Consumers benefit from open banking because they can employ applications that aggregate their financial data, assist in planning budgets, and propose new tailored financial products. Digital banks and fintech startups have this unique quality where they personalize products and services to the customer’s needs and preferences which makes them stand out in the sector.
Open banking can enable greater financial inclusion by underserved populations. Most people around the globe are considered unbanked or underbanked and this is even more so in developing nations. Open banking could allow foreigners to access financial products from different countries, such as mobile wallets or peer-to-peer lending services.
4. Contactless Technology and Digital Payments
Perhaps one of the most noticeable changes in the finance world would be accepting payments digitally. Customers can now pay for items using their phones with mobile wallets like Apple Pay, Google Pay, and Samsung Pay, making it more convenient for consumers. The ability to tap a card or smartphone on a point-of-sale terminal and make contactless payments has also gained popularity.

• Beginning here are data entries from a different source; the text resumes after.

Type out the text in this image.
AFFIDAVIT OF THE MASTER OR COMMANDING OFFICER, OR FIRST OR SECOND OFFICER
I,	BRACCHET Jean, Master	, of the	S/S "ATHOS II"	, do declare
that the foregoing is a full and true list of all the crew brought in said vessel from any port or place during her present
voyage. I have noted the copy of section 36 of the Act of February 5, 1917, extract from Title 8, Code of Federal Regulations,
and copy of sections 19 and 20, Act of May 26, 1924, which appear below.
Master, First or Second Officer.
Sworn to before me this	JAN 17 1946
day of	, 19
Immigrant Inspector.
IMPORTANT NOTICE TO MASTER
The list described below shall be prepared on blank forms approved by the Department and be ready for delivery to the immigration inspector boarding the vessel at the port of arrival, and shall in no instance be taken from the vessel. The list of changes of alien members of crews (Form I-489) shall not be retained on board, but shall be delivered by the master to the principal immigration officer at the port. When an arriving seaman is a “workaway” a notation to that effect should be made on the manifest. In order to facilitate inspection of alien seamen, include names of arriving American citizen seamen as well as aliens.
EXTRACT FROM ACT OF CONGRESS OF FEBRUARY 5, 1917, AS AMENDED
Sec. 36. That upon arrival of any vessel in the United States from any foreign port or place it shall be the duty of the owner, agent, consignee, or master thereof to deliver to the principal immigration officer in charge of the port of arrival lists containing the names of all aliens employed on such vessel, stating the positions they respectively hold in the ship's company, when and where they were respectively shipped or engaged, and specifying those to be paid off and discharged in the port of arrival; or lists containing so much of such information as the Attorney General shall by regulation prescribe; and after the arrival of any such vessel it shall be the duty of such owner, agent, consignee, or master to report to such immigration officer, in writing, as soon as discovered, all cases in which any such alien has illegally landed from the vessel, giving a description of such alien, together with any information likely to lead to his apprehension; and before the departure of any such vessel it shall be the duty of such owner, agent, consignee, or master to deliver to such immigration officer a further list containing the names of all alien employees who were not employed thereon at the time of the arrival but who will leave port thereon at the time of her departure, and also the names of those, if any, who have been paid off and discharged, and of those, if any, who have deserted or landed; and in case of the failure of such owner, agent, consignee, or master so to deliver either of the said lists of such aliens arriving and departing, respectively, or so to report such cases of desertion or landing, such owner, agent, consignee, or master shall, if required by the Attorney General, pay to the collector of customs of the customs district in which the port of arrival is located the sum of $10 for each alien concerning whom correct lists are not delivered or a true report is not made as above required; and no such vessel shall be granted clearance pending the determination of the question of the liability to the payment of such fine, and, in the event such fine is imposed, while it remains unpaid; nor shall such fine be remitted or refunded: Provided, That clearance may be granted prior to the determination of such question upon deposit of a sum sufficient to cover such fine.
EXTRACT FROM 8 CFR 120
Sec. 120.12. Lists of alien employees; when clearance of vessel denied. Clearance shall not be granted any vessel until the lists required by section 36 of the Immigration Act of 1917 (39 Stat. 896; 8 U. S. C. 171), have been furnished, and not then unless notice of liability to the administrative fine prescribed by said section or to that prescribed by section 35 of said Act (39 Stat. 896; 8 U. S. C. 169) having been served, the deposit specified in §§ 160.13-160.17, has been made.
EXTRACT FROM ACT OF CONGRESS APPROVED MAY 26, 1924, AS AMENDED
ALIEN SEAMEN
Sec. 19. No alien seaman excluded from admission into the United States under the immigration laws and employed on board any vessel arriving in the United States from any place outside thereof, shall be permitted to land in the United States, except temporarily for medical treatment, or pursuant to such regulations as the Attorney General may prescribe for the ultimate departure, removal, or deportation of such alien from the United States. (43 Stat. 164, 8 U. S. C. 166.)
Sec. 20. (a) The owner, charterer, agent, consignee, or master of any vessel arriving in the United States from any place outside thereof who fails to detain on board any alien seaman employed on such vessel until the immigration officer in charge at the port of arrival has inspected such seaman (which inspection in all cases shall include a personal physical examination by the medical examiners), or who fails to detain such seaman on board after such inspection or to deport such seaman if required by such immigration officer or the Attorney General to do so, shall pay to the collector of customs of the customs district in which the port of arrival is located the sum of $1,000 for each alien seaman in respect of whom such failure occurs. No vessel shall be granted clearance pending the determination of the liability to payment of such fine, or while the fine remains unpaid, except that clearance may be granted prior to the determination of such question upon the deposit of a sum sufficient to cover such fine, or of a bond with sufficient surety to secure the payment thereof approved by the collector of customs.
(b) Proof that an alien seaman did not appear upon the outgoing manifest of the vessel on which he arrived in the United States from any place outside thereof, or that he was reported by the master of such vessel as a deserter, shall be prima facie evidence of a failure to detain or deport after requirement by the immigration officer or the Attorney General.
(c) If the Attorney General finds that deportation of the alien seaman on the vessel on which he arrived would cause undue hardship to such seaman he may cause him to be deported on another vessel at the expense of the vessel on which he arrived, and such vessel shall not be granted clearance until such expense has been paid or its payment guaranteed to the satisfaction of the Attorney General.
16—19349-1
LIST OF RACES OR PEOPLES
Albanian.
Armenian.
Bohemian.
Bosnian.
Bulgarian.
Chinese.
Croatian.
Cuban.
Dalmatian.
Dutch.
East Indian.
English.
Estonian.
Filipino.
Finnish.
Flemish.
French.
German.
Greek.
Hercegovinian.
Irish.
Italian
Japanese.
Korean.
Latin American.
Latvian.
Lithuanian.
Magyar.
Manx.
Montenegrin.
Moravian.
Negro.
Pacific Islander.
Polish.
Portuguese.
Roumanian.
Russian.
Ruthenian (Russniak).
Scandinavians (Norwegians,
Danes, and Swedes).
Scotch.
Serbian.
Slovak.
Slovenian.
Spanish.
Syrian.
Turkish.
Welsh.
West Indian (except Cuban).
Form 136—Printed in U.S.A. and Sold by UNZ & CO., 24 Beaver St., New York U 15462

The COVID-19 pandemic accelerated this trend as shoppers wanted to limit physical contact. With the introduction of contactless payments, it is now more common to encounter digital payments. Many Fintech companies are working to ensure they have the infrastructure to accommodate these payments, making them quicker, safer, and more convenient.
The Future Outlook: A Collaborative Ecosystem
Collaboration, as opposed to competition, is likely to be the future of banking between traditional banks and fintech startups. Established financial institutions have an understanding of the importance of new technology and what it brings to changing consumer demands. Many of these institutions are partnering or acquiring smaller start-up fintech companies in their efforts to remain competitive.
The integration of technology with banking services is becoming ubiquitous and law policies need to be updated accordingly. There is a need for active policies balacing protection towards citizens againsttheir investment expenditure while maintaining market control. This becomes significantly more important for law policies dealing with cyber privacy and security issues.
Furthermore, the democratization of financial servicing as a result of technological advancement offers a great opportunity to improve accessibility for individuals and businesses who were previously eluded from targeted financing products available through mainstream services.
Conclusion
There is no doubt that we are digitally transforming banking services. Merely with an application, there is no need to visit the bank, and hence, there is a rise in the number of digital banks aiming to replace traditional ones. Today, banking is not only spoiled with AI and blockchain integrations, but with caring towards users and their experience. As time goes by, it is expected that FinTech driven innovation offered will blend with already existing bank one expanding their offer efficiency and inclusiveness. Destruction of old models will be built on innovation, but in turn will result in improved reliabiility, security, and transparency for consumers.